T2 is remarkably misanthropic and predictably iconoclastic in its assault on the usual people and institutions, including Ma Bell, bank machines, cops, bikers, foster parents and the city of Los Angeles, which is flattened by a hydrogen bomb. But T2’s rendition of the cyborg who is sent back through time to protect John Connor is heroic. And, just in case we can't follow the sub-text, T2 spells it out for us in a voice-over by Sarah Connor. Watching the cyborg and her kid, Sarah says: "Watching John with the machine, it was suddenly so clear. The Terminator would never stop. It would never leave him. And it would never hurt him, never shout at him, or get drunk and hit him, or say it was too busy to spend time with him. It would always be there. And it would die to protect him. Of all the would-be fathers who came and went over the years, this thing, this machine, was the only one who measured up. In an insane world, it was the sanest choice."

In the film's Wagnerian finale, the cyborg sacrifices himself to save the human race by following his evil counterpart into the cauldron to make sure that the last remnant of the mad scientist's work, the computer chip inside the cyborg's own head, is destroyed. As the cyborg prepares to enter the flames, Cameron and Hurd use a series of close-ups to create a beautiful portrait of The Cyborg. Half of the face is human, the other half, where the skin has been torn away to reveal the gleaming metal armor underneath, is machine.

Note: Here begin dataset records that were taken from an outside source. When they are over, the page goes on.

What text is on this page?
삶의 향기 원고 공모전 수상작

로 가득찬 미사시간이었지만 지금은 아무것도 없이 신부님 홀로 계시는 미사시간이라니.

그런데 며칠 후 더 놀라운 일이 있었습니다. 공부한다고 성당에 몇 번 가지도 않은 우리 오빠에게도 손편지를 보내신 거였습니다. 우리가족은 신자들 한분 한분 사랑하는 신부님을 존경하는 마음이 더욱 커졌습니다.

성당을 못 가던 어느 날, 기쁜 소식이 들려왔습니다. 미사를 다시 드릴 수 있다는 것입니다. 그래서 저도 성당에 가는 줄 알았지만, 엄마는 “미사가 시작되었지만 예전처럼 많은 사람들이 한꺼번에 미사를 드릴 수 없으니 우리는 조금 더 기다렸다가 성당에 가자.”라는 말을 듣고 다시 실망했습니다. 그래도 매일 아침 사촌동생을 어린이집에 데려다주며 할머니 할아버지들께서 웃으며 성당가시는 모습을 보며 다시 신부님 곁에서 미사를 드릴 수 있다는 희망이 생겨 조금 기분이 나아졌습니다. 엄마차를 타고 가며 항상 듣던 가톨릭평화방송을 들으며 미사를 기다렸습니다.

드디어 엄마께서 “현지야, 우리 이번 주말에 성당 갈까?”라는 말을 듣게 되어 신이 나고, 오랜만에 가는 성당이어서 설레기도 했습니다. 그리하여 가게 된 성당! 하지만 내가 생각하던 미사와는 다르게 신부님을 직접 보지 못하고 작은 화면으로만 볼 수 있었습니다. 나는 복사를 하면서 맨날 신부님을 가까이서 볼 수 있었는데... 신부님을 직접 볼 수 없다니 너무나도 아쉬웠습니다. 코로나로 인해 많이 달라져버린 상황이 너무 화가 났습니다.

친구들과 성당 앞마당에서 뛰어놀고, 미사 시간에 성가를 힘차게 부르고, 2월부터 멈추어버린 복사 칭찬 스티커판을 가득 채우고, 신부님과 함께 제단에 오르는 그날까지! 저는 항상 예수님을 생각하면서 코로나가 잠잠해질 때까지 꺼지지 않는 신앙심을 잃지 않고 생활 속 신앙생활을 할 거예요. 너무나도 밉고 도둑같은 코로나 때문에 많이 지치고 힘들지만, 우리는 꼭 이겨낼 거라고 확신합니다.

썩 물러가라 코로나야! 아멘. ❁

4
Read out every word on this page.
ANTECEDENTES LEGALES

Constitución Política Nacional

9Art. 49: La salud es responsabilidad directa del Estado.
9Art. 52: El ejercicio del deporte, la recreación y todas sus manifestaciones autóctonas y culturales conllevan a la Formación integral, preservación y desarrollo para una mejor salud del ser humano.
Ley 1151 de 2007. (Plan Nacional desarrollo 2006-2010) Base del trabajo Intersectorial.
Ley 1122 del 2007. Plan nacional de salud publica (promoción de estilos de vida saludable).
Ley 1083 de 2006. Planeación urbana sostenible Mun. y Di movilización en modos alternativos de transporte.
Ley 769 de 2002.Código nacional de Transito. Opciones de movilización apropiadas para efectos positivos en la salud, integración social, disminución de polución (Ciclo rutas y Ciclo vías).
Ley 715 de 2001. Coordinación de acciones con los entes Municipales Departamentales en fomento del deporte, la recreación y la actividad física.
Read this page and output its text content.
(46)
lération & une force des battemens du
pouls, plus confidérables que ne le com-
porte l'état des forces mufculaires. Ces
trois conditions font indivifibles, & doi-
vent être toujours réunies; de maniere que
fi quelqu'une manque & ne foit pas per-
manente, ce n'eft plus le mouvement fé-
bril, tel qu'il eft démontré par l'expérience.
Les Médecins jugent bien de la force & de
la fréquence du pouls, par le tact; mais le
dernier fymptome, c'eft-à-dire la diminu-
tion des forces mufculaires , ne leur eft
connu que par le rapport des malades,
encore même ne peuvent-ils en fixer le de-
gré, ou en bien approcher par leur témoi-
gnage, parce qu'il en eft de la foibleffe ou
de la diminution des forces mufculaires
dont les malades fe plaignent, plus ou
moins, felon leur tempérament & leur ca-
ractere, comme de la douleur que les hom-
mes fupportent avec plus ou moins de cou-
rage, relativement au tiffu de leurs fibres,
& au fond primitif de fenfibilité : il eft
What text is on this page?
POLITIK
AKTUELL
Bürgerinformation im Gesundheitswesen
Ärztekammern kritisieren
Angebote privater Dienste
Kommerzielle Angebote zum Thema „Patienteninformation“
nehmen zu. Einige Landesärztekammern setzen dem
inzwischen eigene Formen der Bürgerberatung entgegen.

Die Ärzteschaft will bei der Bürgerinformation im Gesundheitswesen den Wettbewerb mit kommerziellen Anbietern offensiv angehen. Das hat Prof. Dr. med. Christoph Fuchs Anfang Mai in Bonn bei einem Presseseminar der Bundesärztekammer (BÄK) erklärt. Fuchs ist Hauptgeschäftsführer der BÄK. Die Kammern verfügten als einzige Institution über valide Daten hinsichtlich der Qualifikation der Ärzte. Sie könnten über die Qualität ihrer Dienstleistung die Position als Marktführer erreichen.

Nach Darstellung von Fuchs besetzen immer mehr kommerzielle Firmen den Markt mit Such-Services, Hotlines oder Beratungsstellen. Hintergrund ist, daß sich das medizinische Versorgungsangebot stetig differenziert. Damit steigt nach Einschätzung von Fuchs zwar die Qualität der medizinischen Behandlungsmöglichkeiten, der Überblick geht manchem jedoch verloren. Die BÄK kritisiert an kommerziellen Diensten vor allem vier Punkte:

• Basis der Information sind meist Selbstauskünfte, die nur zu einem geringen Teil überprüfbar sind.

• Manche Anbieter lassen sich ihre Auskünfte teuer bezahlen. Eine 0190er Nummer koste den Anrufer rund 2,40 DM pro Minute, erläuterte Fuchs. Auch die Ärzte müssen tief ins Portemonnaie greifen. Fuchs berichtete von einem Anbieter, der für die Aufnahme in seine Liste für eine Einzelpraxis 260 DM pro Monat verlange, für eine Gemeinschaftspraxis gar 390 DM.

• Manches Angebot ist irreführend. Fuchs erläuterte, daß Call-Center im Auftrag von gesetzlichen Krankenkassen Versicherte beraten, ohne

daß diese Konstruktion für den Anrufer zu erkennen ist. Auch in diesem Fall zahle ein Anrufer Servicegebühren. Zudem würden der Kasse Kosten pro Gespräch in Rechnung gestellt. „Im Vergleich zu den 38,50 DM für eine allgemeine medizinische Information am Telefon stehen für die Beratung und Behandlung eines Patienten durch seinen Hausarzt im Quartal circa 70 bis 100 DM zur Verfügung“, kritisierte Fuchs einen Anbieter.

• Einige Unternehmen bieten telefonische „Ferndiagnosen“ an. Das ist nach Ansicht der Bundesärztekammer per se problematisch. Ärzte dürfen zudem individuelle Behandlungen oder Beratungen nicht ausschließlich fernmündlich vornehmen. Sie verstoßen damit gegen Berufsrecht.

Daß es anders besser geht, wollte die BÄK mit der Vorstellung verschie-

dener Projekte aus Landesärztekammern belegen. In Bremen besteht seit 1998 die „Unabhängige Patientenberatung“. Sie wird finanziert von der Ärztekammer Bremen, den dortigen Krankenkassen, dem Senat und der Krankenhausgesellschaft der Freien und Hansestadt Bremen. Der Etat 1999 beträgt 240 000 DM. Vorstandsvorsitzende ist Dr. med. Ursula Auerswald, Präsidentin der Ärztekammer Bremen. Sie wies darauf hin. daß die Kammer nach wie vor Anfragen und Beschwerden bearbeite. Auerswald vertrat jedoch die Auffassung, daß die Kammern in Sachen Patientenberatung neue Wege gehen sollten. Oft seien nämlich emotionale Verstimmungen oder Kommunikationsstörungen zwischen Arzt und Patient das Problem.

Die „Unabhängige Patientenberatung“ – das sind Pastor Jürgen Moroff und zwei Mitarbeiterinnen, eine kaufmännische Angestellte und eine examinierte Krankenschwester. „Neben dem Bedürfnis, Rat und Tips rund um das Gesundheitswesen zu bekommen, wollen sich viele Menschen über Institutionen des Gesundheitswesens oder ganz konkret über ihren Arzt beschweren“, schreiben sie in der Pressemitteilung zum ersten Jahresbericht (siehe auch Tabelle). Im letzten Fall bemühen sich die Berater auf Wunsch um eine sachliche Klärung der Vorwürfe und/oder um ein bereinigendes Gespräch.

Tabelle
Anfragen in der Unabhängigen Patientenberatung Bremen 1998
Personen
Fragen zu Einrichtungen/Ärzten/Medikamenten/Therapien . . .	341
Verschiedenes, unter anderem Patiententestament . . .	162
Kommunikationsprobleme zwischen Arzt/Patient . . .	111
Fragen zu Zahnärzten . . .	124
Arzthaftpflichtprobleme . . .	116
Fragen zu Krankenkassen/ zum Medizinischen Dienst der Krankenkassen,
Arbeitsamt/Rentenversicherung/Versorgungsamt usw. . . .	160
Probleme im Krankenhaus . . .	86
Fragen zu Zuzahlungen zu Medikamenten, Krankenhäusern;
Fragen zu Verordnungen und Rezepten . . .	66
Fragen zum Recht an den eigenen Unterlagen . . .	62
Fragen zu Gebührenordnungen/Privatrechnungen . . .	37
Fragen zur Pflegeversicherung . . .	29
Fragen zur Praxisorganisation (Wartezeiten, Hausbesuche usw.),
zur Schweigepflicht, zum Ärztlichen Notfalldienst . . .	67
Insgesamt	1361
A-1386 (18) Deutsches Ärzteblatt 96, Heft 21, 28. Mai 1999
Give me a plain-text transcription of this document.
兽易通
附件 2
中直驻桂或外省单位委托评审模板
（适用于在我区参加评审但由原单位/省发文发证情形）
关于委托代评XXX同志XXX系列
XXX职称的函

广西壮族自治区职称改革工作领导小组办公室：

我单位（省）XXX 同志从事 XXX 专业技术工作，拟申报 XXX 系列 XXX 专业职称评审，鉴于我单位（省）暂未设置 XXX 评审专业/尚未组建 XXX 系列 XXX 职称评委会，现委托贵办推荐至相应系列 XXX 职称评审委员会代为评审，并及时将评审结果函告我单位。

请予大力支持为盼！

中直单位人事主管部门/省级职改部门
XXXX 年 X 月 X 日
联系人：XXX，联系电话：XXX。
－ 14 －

But there is more.  In Terminator 2: Judgment Day, James Cameron and Gayle Anne Hurd gave us our first glimpse of a new, still unformed technology that might replace the machine as the not-us adversary upon which we project our worst fears. Having united human and machine through the myth of The Cyborg, having accepted the machine model of human intelligence and anatomy to the extent that we understood ourselves better as machines than as animals, having realized that we are evolving, not into angels but into machines, we have joined with The Cyborg to face the uncertain, and, because our paranoia stays one step ahead of us, always dangerous natural and supernatural worlds. The myth of the evil machine is dead. We are ready to confront, in myth and in art, the potential of bioengineering and of our own over-heated subconscious minds.